Mes tiroirs sont profonds. Chaque fois que je les ouvre à fond, je retrouve une vieille histoire, parfois vieille de vingt ans, ou plus, mais toujours parfaitement réelle, vécue...sinon, elle n’aurait aucun intérêt !

Celle-ci date de sept ou huit ans...

J’arrive à la déchetterie avec une grosse remorque encombrée d’une montagne de débris végétaux. Des grandes plantes sèches de deux à trois mètres, genre bambous, que j’avais pris soin d’empiler de façon pouvoir les décharger avec le moins d’efforts possible : On se place contre le bord du quai, on ouvre la ridelle, et hop ! On pousse, on tire avec l’indispensable crochet et en moins de cinq minutes les six mètres cube de tiges sont larguées.

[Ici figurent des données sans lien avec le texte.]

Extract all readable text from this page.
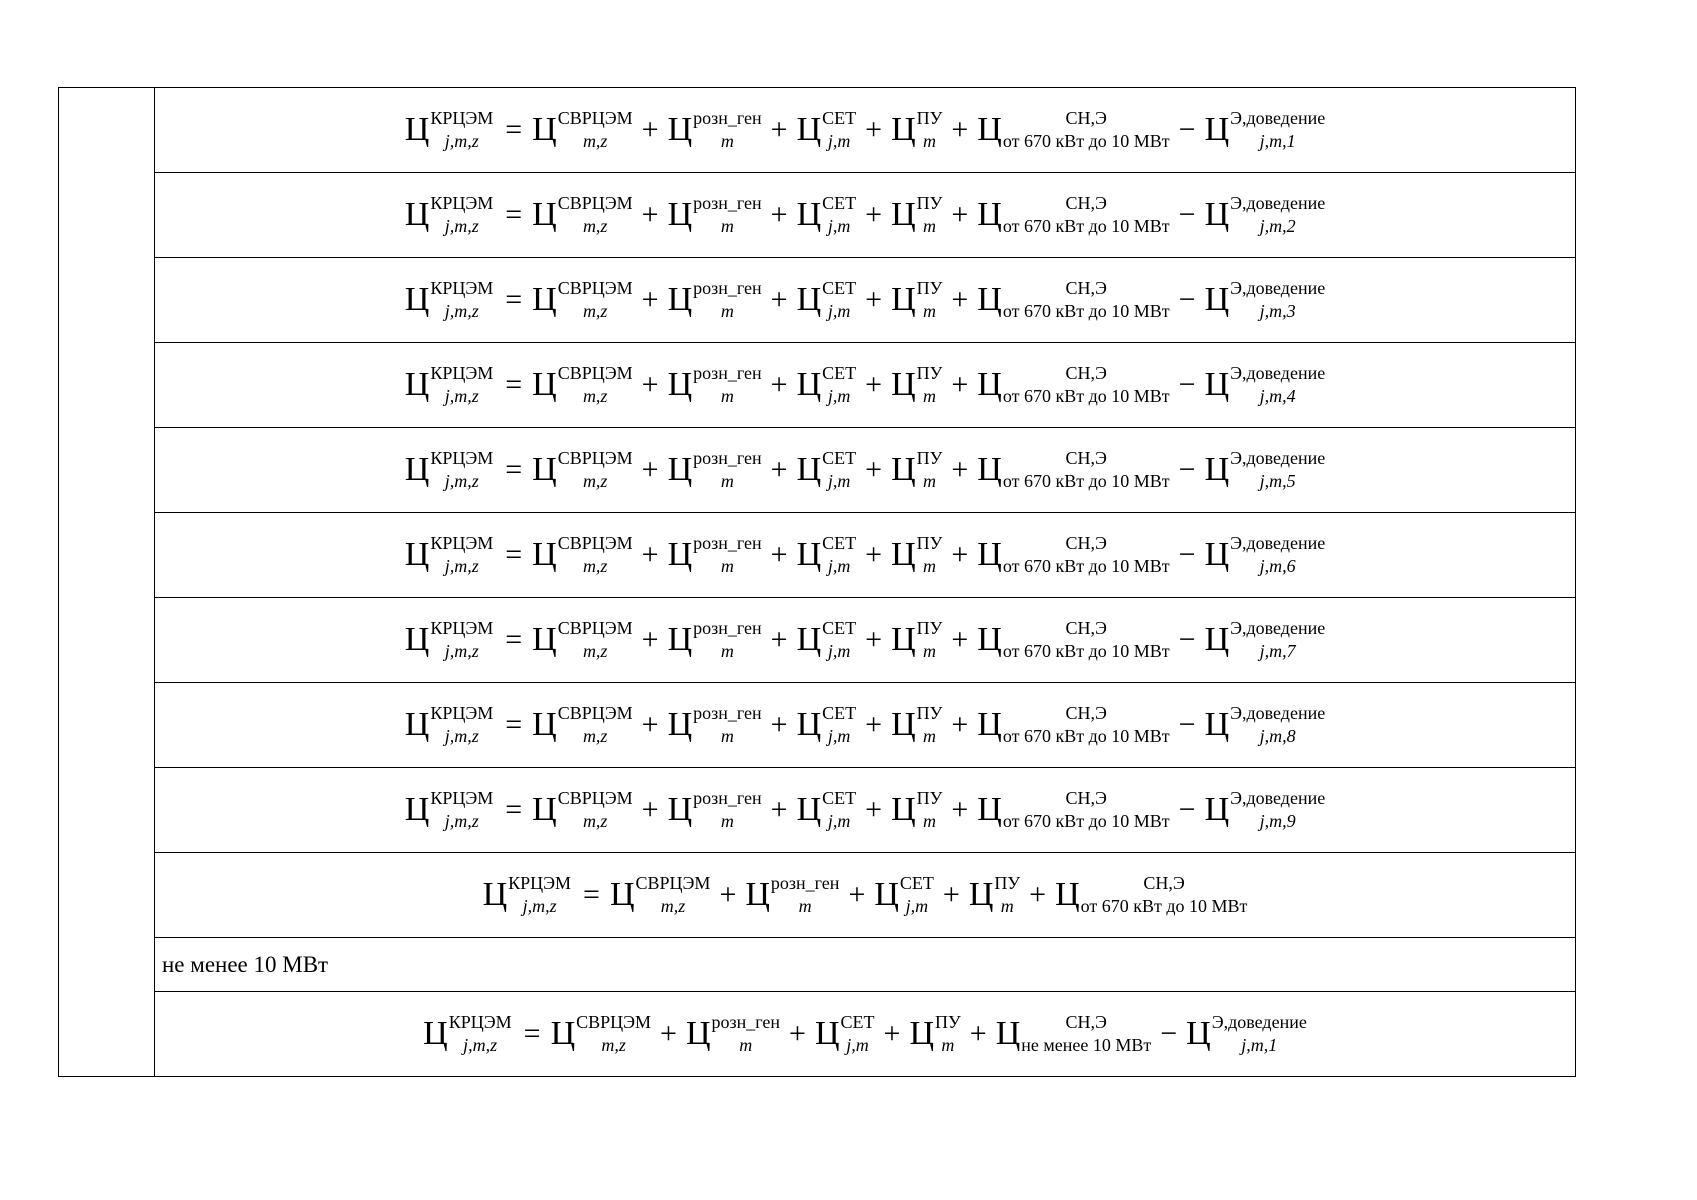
Ц КРЦЭМ
j,m,z = Ц СВРЦЭМ
m,z	+ Ц розн_ген
m	+ Ц СЕТ
j,m + Ц ПУ
m + Ц	СН,Э
от 670 кВт до 10 МВт − Ц Э,доведение
j,m,1

Ц КРЦЭМ
j,m,z = Ц СВРЦЭМ
m,z	+ Ц розн_ген
m	+ Ц СЕТ
j,m + Ц ПУ
m + Ц	СН,Э
от 670 кВт до 10 МВт − Ц Э,доведение
j,m,2

Ц КРЦЭМ
j,m,z = Ц СВРЦЭМ
m,z	+ Ц розн_ген
m	+ Ц СЕТ
j,m + Ц ПУ
m + Ц	СН,Э
от 670 кВт до 10 МВт − Ц Э,доведение
j,m,3

Ц КРЦЭМ
j,m,z = Ц СВРЦЭМ
m,z	+ Ц розн_ген
m	+ Ц СЕТ
j,m + Ц ПУ
m + Ц	СН,Э
от 670 кВт до 10 МВт − Ц Э,доведение
j,m,4

Ц КРЦЭМ
j,m,z = Ц СВРЦЭМ
m,z	+ Ц розн_ген
m	+ Ц СЕТ
j,m + Ц ПУ
m + Ц	СН,Э
от 670 кВт до 10 МВт − Ц Э,доведение
j,m,5

Ц КРЦЭМ
j,m,z = Ц СВРЦЭМ
m,z	+ Ц розн_ген
m	+ Ц СЕТ
j,m + Ц ПУ
m + Ц	СН,Э
от 670 кВт до 10 МВт − Ц Э,доведение
j,m,6

Ц КРЦЭМ
j,m,z = Ц СВРЦЭМ
m,z	+ Ц розн_ген
m	+ Ц СЕТ
j,m + Ц ПУ
m + Ц	СН,Э
от 670 кВт до 10 МВт − Ц Э,доведение
j,m,7

Ц КРЦЭМ
j,m,z = Ц СВРЦЭМ
m,z	+ Ц розн_ген
m	+ Ц СЕТ
j,m + Ц ПУ
m + Ц	СН,Э
от 670 кВт до 10 МВт − Ц Э,доведение
j,m,8

Ц КРЦЭМ
j,m,z = Ц СВРЦЭМ
m,z	+ Ц розн_ген
m	+ Ц СЕТ
j,m + Ц ПУ
m + Ц	СН,Э
от 670 кВт до 10 МВт − Ц Э,доведение
j,m,9

Ц КРЦЭМ
j,m,z = Ц СВРЦЭМ
m,z	+ Ц розн_ген
m	+ Ц СЕТ
j,m + Ц ПУ
m + Ц	СН,Э
от 670 кВт до 10 МВт

не менее 10 МВт

Ц КРЦЭМ
j,m,z = Ц СВРЦЭМ
m,z	+ Ц розн_ген
m	+ Ц СЕТ
j,m + Ц ПУ
m + Ц	СН,Э
не менее 10 МВт − Ц Э,доведение
j,m,1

Organisation et efficacité.

J’avais prévu d’arriver vers treize heures pour éviter la cohue.

Organisation et efficacité, encore.

J’avais aussi imaginé que des manœuvres compliquées entre des ribambelles de voitures, camionnettes et remorques m’auraient certainement valu moqueries et quolibets, tant il est vrai que reculer et choisir des trajectoires avec cette remorque tient pour moi du prodige !

On n’aime pas passer pour un gland, hein ?!

Hein ???

Alors on s’organise.

Organisation et efficacité, toujours.

A l’entrée, le gardien me demande ce que je transporte ! (6 mètres cube de tiges de bambou, ça se ne passe pourtant pas inaperçu !)

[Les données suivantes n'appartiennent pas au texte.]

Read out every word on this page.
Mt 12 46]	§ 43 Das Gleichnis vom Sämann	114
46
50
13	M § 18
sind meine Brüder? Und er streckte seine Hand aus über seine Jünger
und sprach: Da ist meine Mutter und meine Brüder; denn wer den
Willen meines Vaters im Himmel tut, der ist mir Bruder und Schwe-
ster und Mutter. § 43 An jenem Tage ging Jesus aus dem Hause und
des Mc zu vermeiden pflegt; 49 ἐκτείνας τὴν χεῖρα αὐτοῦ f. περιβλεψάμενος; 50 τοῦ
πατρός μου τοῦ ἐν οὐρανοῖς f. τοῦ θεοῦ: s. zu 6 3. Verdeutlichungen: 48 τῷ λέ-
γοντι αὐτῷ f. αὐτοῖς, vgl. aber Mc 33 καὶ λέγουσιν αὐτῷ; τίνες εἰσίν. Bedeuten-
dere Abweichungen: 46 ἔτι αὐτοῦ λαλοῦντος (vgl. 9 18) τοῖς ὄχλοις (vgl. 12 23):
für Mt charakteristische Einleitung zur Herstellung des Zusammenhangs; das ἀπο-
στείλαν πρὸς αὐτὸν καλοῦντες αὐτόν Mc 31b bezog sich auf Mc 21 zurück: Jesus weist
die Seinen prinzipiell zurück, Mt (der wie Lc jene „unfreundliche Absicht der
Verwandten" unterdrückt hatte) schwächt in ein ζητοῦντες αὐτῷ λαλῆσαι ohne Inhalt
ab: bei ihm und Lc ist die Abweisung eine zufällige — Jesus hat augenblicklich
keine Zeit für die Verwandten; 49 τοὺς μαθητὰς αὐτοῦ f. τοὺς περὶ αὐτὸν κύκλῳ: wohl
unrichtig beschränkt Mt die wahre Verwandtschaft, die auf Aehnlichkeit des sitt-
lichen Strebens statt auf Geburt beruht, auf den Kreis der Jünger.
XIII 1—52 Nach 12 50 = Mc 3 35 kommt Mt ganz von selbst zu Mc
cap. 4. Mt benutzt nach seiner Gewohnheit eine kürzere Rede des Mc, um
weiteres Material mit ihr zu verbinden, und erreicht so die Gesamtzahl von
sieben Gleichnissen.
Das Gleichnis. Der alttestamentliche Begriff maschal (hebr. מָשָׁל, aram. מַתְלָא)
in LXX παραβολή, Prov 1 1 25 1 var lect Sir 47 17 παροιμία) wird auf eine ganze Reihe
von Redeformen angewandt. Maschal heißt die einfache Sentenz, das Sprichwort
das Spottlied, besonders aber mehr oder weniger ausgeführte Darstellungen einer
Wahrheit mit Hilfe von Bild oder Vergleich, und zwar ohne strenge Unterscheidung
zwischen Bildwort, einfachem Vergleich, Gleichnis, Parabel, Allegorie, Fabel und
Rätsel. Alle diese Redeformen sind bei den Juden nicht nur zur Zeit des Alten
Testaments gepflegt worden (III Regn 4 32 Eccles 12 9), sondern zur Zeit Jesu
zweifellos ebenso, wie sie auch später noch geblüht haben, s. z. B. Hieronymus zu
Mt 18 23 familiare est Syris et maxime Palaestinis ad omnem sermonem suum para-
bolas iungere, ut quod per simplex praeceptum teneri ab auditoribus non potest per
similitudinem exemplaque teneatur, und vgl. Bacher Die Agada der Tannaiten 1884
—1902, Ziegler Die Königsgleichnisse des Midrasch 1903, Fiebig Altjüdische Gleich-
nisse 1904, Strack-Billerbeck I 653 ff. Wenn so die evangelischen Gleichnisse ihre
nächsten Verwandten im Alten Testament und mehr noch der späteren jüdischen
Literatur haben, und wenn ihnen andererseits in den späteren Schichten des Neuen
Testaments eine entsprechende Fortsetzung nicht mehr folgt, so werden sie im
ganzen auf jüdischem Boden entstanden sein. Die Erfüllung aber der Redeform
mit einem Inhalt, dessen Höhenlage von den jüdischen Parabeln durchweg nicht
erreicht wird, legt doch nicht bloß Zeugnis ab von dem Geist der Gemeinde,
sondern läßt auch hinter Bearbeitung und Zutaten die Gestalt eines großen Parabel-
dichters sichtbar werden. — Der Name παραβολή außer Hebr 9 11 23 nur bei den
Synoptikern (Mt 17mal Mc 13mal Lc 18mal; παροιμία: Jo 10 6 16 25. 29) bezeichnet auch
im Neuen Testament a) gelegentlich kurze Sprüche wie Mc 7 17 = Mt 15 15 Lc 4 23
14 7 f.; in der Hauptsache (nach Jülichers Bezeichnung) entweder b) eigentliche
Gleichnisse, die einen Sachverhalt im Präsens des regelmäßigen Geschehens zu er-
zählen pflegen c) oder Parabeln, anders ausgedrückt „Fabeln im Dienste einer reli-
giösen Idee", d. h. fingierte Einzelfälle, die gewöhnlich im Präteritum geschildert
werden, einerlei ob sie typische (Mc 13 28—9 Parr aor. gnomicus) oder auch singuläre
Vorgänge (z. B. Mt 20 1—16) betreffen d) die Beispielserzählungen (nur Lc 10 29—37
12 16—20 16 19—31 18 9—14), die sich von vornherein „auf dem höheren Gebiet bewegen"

Comme je ne suis pas trop du genre à me moquer (Si ?! ... Ah bon !), je préfère imaginer que le pauvre diable a laissé échapper ses lunettes dans le bac collecteur des huiles usagées…

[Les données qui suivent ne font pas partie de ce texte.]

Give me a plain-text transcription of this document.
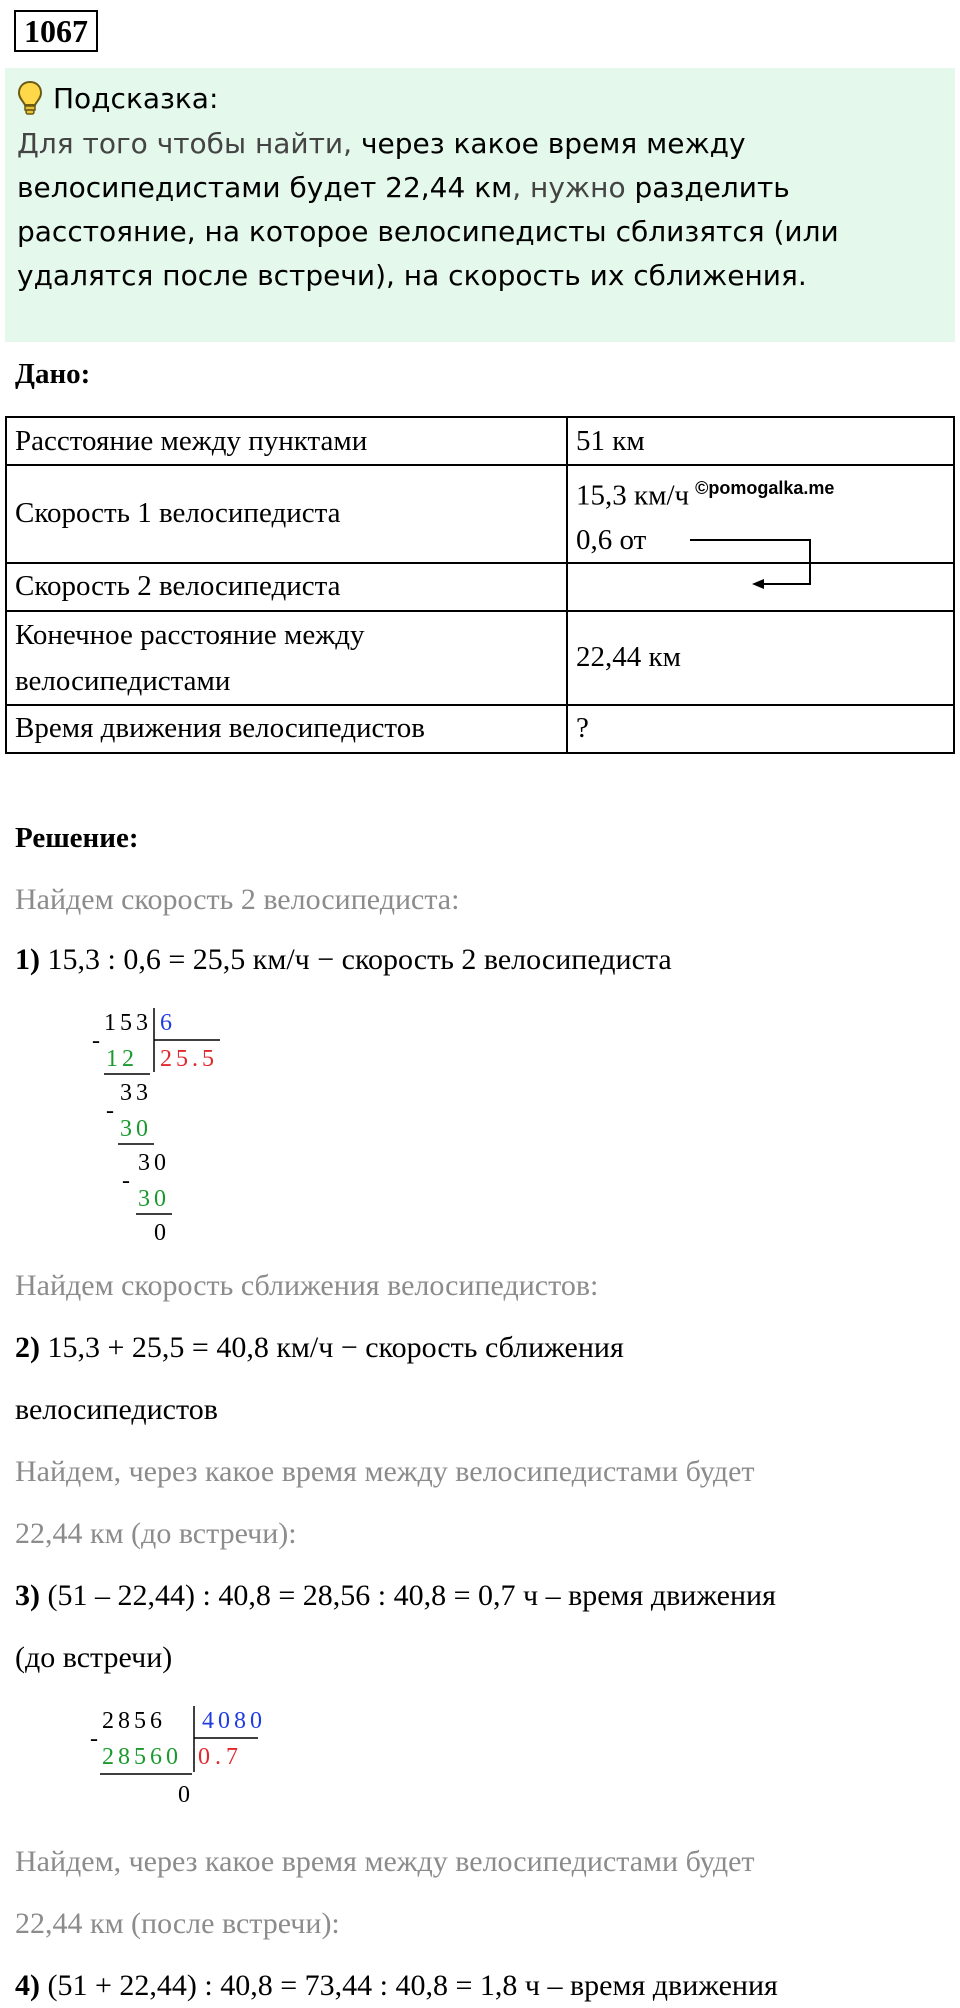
1067
Подсказка:
Для того чтобы найти, через какое время между
велосипедистами будет 22,44 км, нужно разделить
расстояние, на которое велосипедисты сблизятся (или
удалятся после встречи), на скорость их сближения.
Дано:
Расстояние между пунктами	51 км
Скорость 1 велосипедиста	15,3 км/ч $^{©pomogalka.me}$
0,6 от
Скорость 2 велосипедиста	
Конечное расстояние между
велосипедистами	22,44 км
Время движения велосипедистов	?
Решение:
Найдем скорость 2 велосипедиста:
1) 15,3 : 0,6 = 25,5 км/ч − скорость 2 велосипедиста
153 6
-
12 25.5
33
-
30
30
-
30
0
Найдем скорость сближения велосипедистов:
2) 15,3 + 25,5 = 40,8 км/ч − скорость сближения
велосипедистов
Найдем, через какое время между велосипедистами будет
22,44 км (до встречи):
3) (51 – 22,44) : 40,8 = 28,56 : 40,8 = 0,7 ч – время движения
(до встречи)
2856 4080
-
28560 0.7
0
Найдем, через какое время между велосипедистами будет
22,44 км (после встречи):
4) (51 + 22,44) : 40,8 = 73,44 : 40,8 = 1,8 ч – время движения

Je lui montre le chargement, et je lui concède, du bout des dents :

« - Des végétaux. »

Alors il commence à s’agiter et à vociférer :

« - Moi, j’vous dis que le règlement, c’est qu’il faut que tout soit coupé en morceaux d’un mètre, sinon, moi, j’peux vous empêcher de déposer vos débris ! »

Je me tasse un peu sur mon siège pour éviter la gerbe de postillons qui accompagne cet avis éclairé.

Pas de bol, j’suis tombé sur un tatillon.

« - Bon, excusez-moi, M’sieur, j’connaissais pas tous les détails du règlement ; mais soyez tranquille, c’est que des bambous, j’vais les casser à la bonne longueur et bien les ranger, y en aura pas un qui rebiquera, j’vous l’promets ! »

Le gaillard monte en pression. Je remonte un peu ma glace et mon col. A présent, il agite les deux bras, manière d’appuyer un peu plus son verdict :

« - Ben, y en a qui retournent chez eux, qui cassent leurs trucs et qui reviennent quand tout est à un mètre, c’est le règlement, et le règlement, c’est le règlement ! »

Pétard, j’suis pas sorti d’affaire !

« - Oui, M’sieur, mais moi, j’vais pas faire le chemin deux fois de suite. Il n’y a personne ici. Alors je vais m’installer au bord de la benne que vous allez m’indiquer, et je vais casser mes trucs à la longueur réglementaire, vous pourrez venir vérifier, ça va être aux p’tits oignons ! Vous savez, c’est que des bambous secs, ça brise comme du verre. (Et toi aussi, tu me les brises, mais ça, je me le garde, je ne te le dis pas !)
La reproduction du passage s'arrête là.